Sieglinde se acercó con una sonrisa que siempre lo desarmaba y lo tranquilizaba.

—Lo siento, se nos pasó el tiempo. Lo importante es que llegué justo a tiempo para que podamos ir a cenar. —André sonrió con ternura al escucharla. En esas entró Flavio al lugar.

—Sigi, ya llegaste. —La agarró de la mano y sonrió —. Ven, quiero mostrarte algo. —El italiano la jaló con delicadeza saliendo los dos de la sala.

André y Thomas se quedaron mirando la escena, luego se miraron el uno al otro y no dijeron nada. No es que tuvieran que decir algo. La cara del italiano mostraba enojo mientras que la del norteamericano reflejaba serenidad y confusión. Se notaba perfectamente que los dos no podían coincidir en un solo lugar y llevarse bien si no estaba alguien con ellos.

A la mierda la cordialidad entre sus padres, ya no se soportaban la presencia del otro.

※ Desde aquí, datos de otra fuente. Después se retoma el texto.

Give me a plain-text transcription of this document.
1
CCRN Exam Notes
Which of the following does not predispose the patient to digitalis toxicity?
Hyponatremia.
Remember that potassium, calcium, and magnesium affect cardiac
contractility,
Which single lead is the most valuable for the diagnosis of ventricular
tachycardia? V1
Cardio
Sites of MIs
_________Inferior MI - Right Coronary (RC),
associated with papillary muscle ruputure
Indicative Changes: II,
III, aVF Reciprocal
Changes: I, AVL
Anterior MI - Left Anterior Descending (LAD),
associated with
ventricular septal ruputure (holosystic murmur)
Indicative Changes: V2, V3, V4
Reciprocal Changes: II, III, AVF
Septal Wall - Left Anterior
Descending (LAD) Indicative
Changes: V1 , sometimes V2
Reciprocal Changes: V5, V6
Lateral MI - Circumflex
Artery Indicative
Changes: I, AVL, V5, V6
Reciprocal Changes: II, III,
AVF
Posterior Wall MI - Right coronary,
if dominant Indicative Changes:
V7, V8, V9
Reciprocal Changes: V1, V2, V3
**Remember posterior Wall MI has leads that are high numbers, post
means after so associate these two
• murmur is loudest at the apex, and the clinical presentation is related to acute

—¿Qué es lo que pretendes con Sieglinde? —preguntó André.

—¿Eh?

—La pregunta fue muy clara, Roosevelt. Yo soy el único que la puede amar sin lastimarla. Además del hecho de que eres norteamericano, el padre de Sieglinde no te querrá, te lo puedo asegurar.

—¿Y por qué crees que la voy a lastimar? A mí me gusta Sigi. —Escuchó lo que dijo y negó con la cabeza antes de mirar a esos ojos esmeraldas que solo reflejaba odio —. No, esa no es la expresión correcta. Estoy enamorado de Sieglinde.

El italiano se vio totalmente sorprendido ante esa respuesta, tanto que sólo pudo abrir la boca sin emitir palabra. Hiper ventilaba y se apretaba los puños, más que una sensación de rabia parecía tener un ataque de pánico, se dio cuenta que su cabello estaba desarreglado e intentó hacer todo lo posible por mantener cada hebra en su lugar, pero no podía. No podía después de lo que había escuchado.

—Eres un mentiroso, Thomas.

—No tengo la necesidad de mentir, André. A. Mi. Me. Gusta. Sieglinde.

El rubio no se dio cuenta en qué momento terminó en el suelo su rostro estaba morado y le dolía. Después de levantarse con dificultad por el aturdimiento, vio como André se masajeaba sus nudillos. Había sido un golpe bastante fuerte, tenía que admitir que no lo había visto venir.